So far, we've assumed that every reaction we're given goes to completion, meaning that if we're given the stoichiometrically perfect amount of reactants, all of the reactions will react to form products.
For example, the Haber process:
`N_(2(g)) +3H_(2(g)) rArr 2NH_(3(g))`
From our understanding of chemical equations so far, the equation above states that `1 "mol" N_(2(g))` and `3 "mol" H_(2(g))` will react to form `2 "mol" NH_(3(g))` . This statement, in fact, is still true! For every `1 "mol" N_(2(g))` and `3 "mol" H_(2(g))` that react, `2 "mol" NH_(3(g))` will be formed.
The subtlety lies in the fact that not all of the `N_(2(g))` and `H_(2(g))` will react. Only a fraction of the reactants will react to form `NH_(3(g))`. Additionally, consider the following reaction:
`2NH_(3(g)) rArr N_(2(g)) +3H_(2(g))`
Once the `N_(2(g))` and `H_(2(g))` react to form `NH_(3(g))`, what's to prevent the `NH_(3(g))` from dissociating back to `N_(2(g))` and `H_(2(g))`?

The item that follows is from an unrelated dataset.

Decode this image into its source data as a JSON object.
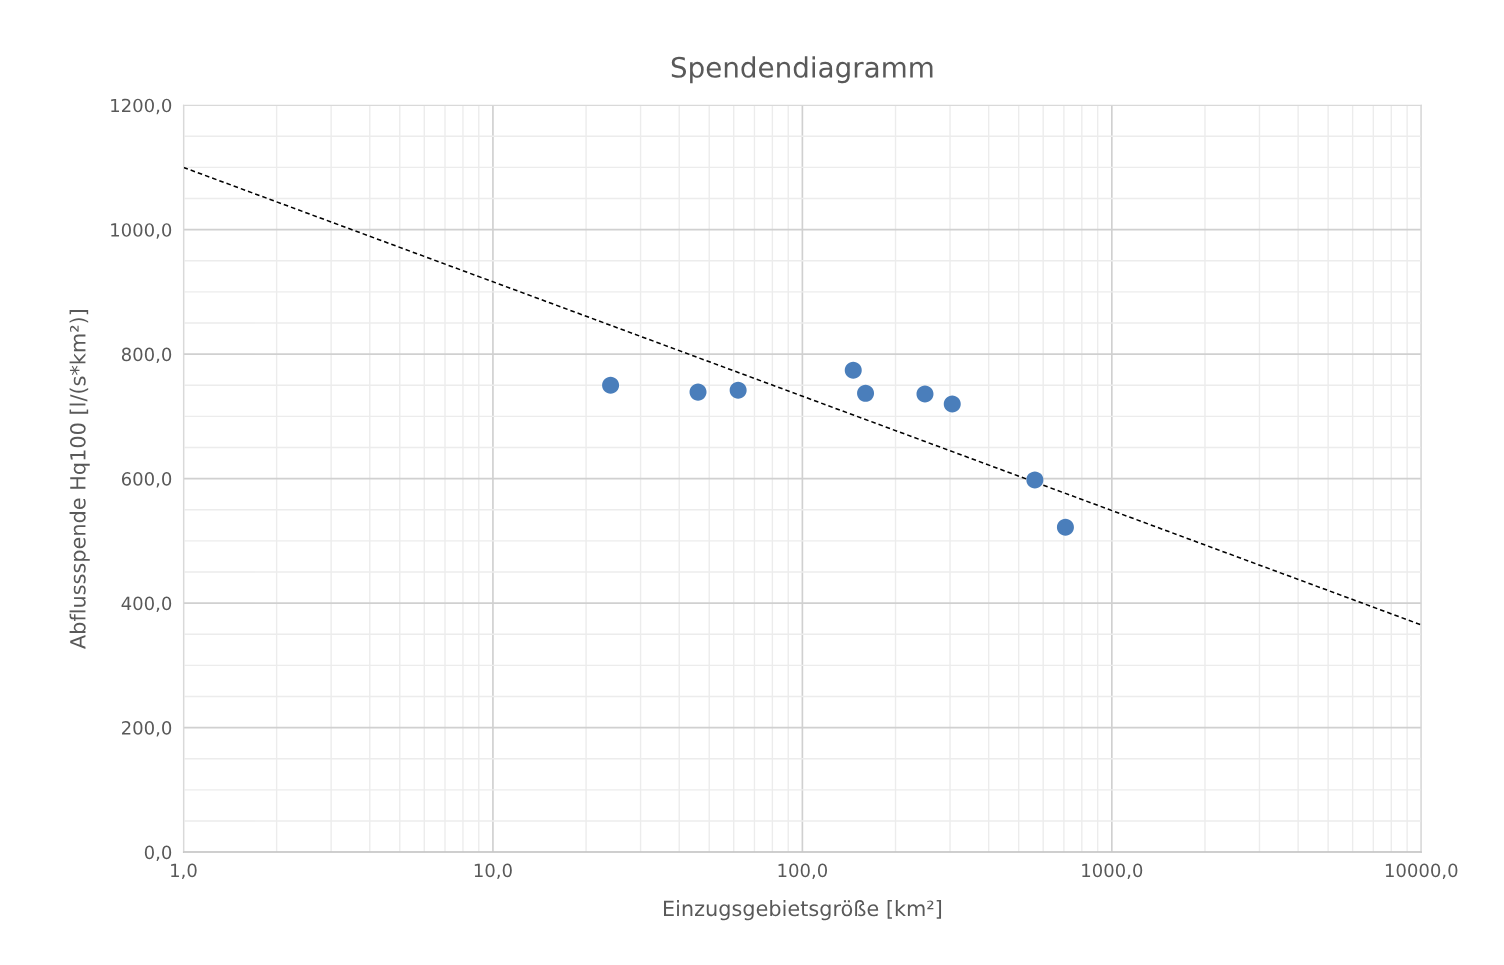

It turns out that this is exactly what happens! Once the `N_(2(g))` and `H_(2(g))` react to form `NH_(3(g))`, the `NH_(3(g))` will dissociate to form back the original reactants. Thus, both equations are valid in a sense.
You can think of chemical equations as a back and forth, where the reactants will convert to products, products back into reactants, reactants back to products, ad nauseum. Eventually, there will reach a point in which the rate of `"reactants" rArr "products"` will be equal to the rate of `"products" rArr "reactants"` . On a macroscopic level, it would seem that there was no change occuring at all! This is called a dynamic equilibrium and is the point in which we say the reaction is at equilibrium.
Equilibrium occurs when the rate of reactants converting to products is equivalent to the rate of products converting to reactants.
For reactions in equilibrium, we're going to write the equation with a ↔ instead of a `rArr` in order to reflect that the reactants and products are continuously converting back and forth.
There are still reactions that react to completion, however. For these reactions, we'll continue using `rArr` in order to denote that the reaction is going to completion. For example, the dissociation of a strong acid is always to completion:
`HBr rArr H^+ + Cl^-`
This doesn't mean that the reaction isn't in equilibrium - just that the equilibrium position involves just the product. We'll explore this in the next post.
1. Chemical equations usually don't involve reactions going to completion. The products will react to form reactants the same way that reactions react to form the products.
2. The equilibrium position is defined as the position in which the rates of reactants to products and products to reactants is equal.
3. At equilibrium, there is no visible change.
4. The ↔ denotes a reaction at equilibrium. `rArr` denotes a reaction going to completion.
1. LA Smog and air quality
LA is well known for having poor air quality. In many pictures, the air is a noticeably brown/grey. In fact, anywhere where the air quality is poor, the air looks distinctly brown. Why is that?
It turns out that the culprit is the following reaction:
`N_2O_(4(g)) ↔ 2NO_(2(g))`
`N_2O_(4(g))` is a colorless gas whereas `NO_(2(g))` is a very dark red gas. The reason that the air in LA is brown is because of the equilibrium position of this reaction. The air isn't fully clear because there is some `NO_(2(g))`, but not fully dark red because of the `N_2O_(4(g))`.
Interestingly enough, it turns out that the equilibrium can shift more towards `NO_(2(g))` at sufficient temperatures. This means that, as the temperature increases, the air becomes browner. We haven't gone over how the equilibrium position can change yet, but this is just something to keep in mind.